We had our spanker gaff down for some remedial scarfing, gluing in a nice long piece of pine to eliminate a bad spot. The designated ship’s “chips” Dan did a great job on it, strong as new. It’s been painted, all its rigging overhauled including a new wire gaff vang pennant, and sent up again. Not that we need a spanker with the wind so far aft. The Bosun is keen to bend the ever-so-superfluous gaff topsail. She says that if we do not bend it we should cut it up for making bags or chafe gear… The head rig is getting some new whisker stays. New wire seizings on shrouds and backstays here and there. A deckhand with mate ambitions is leading a five day class in Rules of the Road. After a break of a week and doing more hands-on seamanship workshops, another deckhand will lead a class in Deck General using a USCG test prep study guide. We also have four or five big fish-boxes of books that were supposed to go ashore in Cape Town to sort, pack up and donate to a library soon. Maybe at Carriacou or St George’s, Grenada. They will find a home LONG before we get out of the Caribbean.

We are switching over to Duradon for sailmaking in Picton Castle. It is just so hard to find and get good cotton duck sail cloth these days. Turns out that we are well into the 21st century now! Shocking and disturbing. And the Duradon works almost like canvas and it’s not too expensive. Lasts longer too. We have made and bent on three new duradon sails so far with another 6 on the go, three or four almost finished. These sails, I must admit, are not professional quality as you would get from Nat Wilson, but as they say in Gloucester, “they will fish”… I always wanted to make our sails of flax. It is available but not cheap.

Got some main deck planking renewed in Cape Town and caulked and pictched. The deck is holding up well after all these years. We laid these decks in 1996. Simple 3″ white pine, oiled of course. The foc’sle head planks are of some Estonian pine I got in Denamrk in 1993 to cover the huge cargo hatch she had at the time. We used that up in one place to see how it would do. The engine room looks sharp and purrs along sweetly these days under our quiet engineer, Julien. Our Danish bosun Line (pronounced “leen-uh”) is one of the best we have ever had in that role. She started out as deckhand but grew into the job swiftly. She had been in Danmark for 6 months, 3 years in Christian Radich and other ships, even around Cape Horn in the big bark Statsraad Lehmkuhl. But as good as that experience is, being bosun is an attitude, a way of thinking and seeing things, not just experience, and she is simply outstanding. Organized, smart, excellent leadership talent she is. Thinks things through. Takes direction but has her own mind. Perfect.

We have had some light rain squalls from time to time the last few days. Sometimes wind stealers where we wallow a bit in the passing, but never anything with any real punch. In fact, this entire voyage we have not had much in the way of  one of those notoriously nasty, arching, terrifying, barbed-wire, hairball devils of a tropical lay-her-down squalls. We have been in very strong rain driven winds for half a day or so but it was not really a squall. I have yet to see one of the blilious lee bow, black nasties crawling up to windward on this voyage. This could yet change.

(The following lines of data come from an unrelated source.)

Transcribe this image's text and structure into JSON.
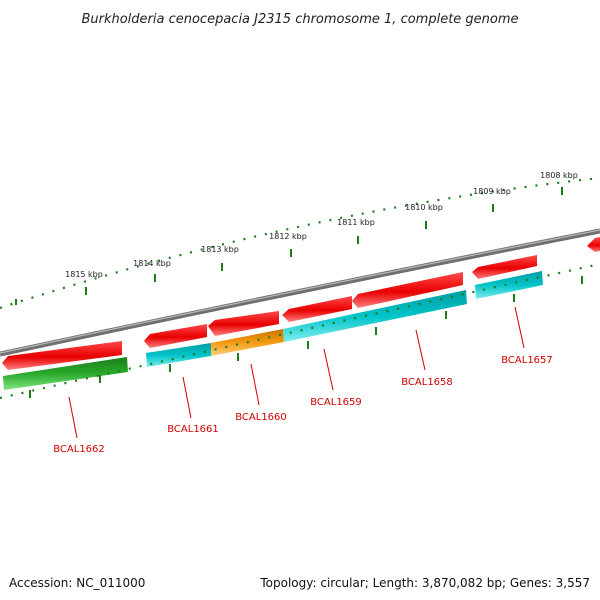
{
  "title": "Burkholderia cenocepacia J2315 chromosome 1, complete genome",
  "footer": {
    "accession": "Accession: NC_011000",
    "summary": "Topology: circular; Length: 3,870,082 bp; Genes: 3,557"
  },
  "colors": {
    "backbone": "#808080",
    "forward_gene": "#e80000",
    "cds_cyan": "#00c4c8",
    "cds_orange": "#f59a10",
    "cds_green": "#2aa82a",
    "tick": "#1a7f1a",
    "gene_label": "#d00000"
  },
  "scale_ticks": [
    "1815 kbp",
    "1814 kbp",
    "1813 kbp",
    "1812 kbp",
    "1811 kbp",
    "1810 kbp",
    "1809 kbp",
    "1808 kbp"
  ],
  "genes": [
    "BCAL1662",
    "BCAL1661",
    "BCAL1660",
    "BCAL1659",
    "BCAL1658",
    "BCAL1657"
  ]
}
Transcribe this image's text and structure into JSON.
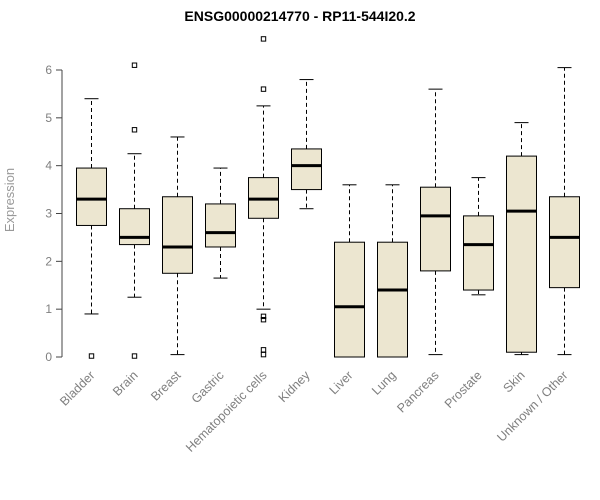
{
  "chart_data": {
    "type": "boxplot",
    "title": "ENSG00000214770 - RP11-544I20.2",
    "ylabel": "Expression",
    "xlabel": "",
    "ylim": [
      0,
      6.8
    ],
    "yticks": [
      0,
      1,
      2,
      3,
      4,
      5,
      6
    ],
    "grid": false,
    "legend": "none",
    "categories": [
      "Bladder",
      "Brain",
      "Breast",
      "Gastric",
      "Hematopoietic cells",
      "Kidney",
      "Liver",
      "Lung",
      "Pancreas",
      "Prostate",
      "Skin",
      "Unknown / Other"
    ],
    "boxes": [
      {
        "category": "Bladder",
        "whisker_low": 0.9,
        "q1": 2.75,
        "median": 3.3,
        "q3": 3.95,
        "whisker_high": 5.4,
        "outliers": [
          0.02
        ]
      },
      {
        "category": "Brain",
        "whisker_low": 1.25,
        "q1": 2.35,
        "median": 2.5,
        "q3": 3.1,
        "whisker_high": 4.25,
        "outliers": [
          6.1,
          4.75,
          0.02
        ]
      },
      {
        "category": "Breast",
        "whisker_low": 0.05,
        "q1": 1.75,
        "median": 2.3,
        "q3": 3.35,
        "whisker_high": 4.6,
        "outliers": []
      },
      {
        "category": "Gastric",
        "whisker_low": 1.65,
        "q1": 2.3,
        "median": 2.6,
        "q3": 3.2,
        "whisker_high": 3.95,
        "outliers": []
      },
      {
        "category": "Hematopoietic cells",
        "whisker_low": 1.0,
        "q1": 2.9,
        "median": 3.3,
        "q3": 3.75,
        "whisker_high": 5.25,
        "outliers": [
          6.65,
          5.6,
          0.85,
          0.78,
          0.15,
          0.05
        ]
      },
      {
        "category": "Kidney",
        "whisker_low": 3.1,
        "q1": 3.5,
        "median": 4.0,
        "q3": 4.35,
        "whisker_high": 5.8,
        "outliers": []
      },
      {
        "category": "Liver",
        "whisker_low": 0.0,
        "q1": 0.0,
        "median": 1.05,
        "q3": 2.4,
        "whisker_high": 3.6,
        "outliers": []
      },
      {
        "category": "Lung",
        "whisker_low": 0.0,
        "q1": 0.0,
        "median": 1.4,
        "q3": 2.4,
        "whisker_high": 3.6,
        "outliers": []
      },
      {
        "category": "Pancreas",
        "whisker_low": 0.05,
        "q1": 1.8,
        "median": 2.95,
        "q3": 3.55,
        "whisker_high": 5.6,
        "outliers": []
      },
      {
        "category": "Prostate",
        "whisker_low": 1.3,
        "q1": 1.4,
        "median": 2.35,
        "q3": 2.95,
        "whisker_high": 3.75,
        "outliers": []
      },
      {
        "category": "Skin",
        "whisker_low": 0.05,
        "q1": 0.1,
        "median": 3.05,
        "q3": 4.2,
        "whisker_high": 4.9,
        "outliers": []
      },
      {
        "category": "Unknown / Other",
        "whisker_low": 0.05,
        "q1": 1.45,
        "median": 2.5,
        "q3": 3.35,
        "whisker_high": 6.05,
        "outliers": []
      }
    ],
    "colors": {
      "box_fill": "#ECE6D0",
      "box_border": "#000000",
      "median_line": "#000000",
      "whisker": "#000000",
      "axis_line": "#444444",
      "tick_label": "#7f7f7f",
      "category_label": "#7f7f7f",
      "title": "#000000",
      "ylabel": "#999999",
      "background": "#ffffff"
    }
  }
}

We are coming up to The Line, the Equator, with a number of pollywags aboard, all lovely folks too, but no doubt they have secret crimes that will be revealed at Neptune’s Court. Should He choose to convene His Royal Court on board.

11-year-old Dawson is getting along with his schooling. Purser Tammy is working on accounts in the messroom and helps on roping sails. We have the occasional Captain’s Dinner in the mess-room with a mix of crew. Nice to have a good sit-down dinner and chat about things. Donald gets to show off his cruise-ship culinary presentation arts at these dinners and that is altogether lovely.

Headed for the Lesser Antilles where I hope to to have a good four to five weeks in among some of the sweetest islands anywhere. Looking forward to that a lot.

Gaff topsail is bent and set by the way. Today we start to shape a new t’gallant yard. Clara is taking the lead on this.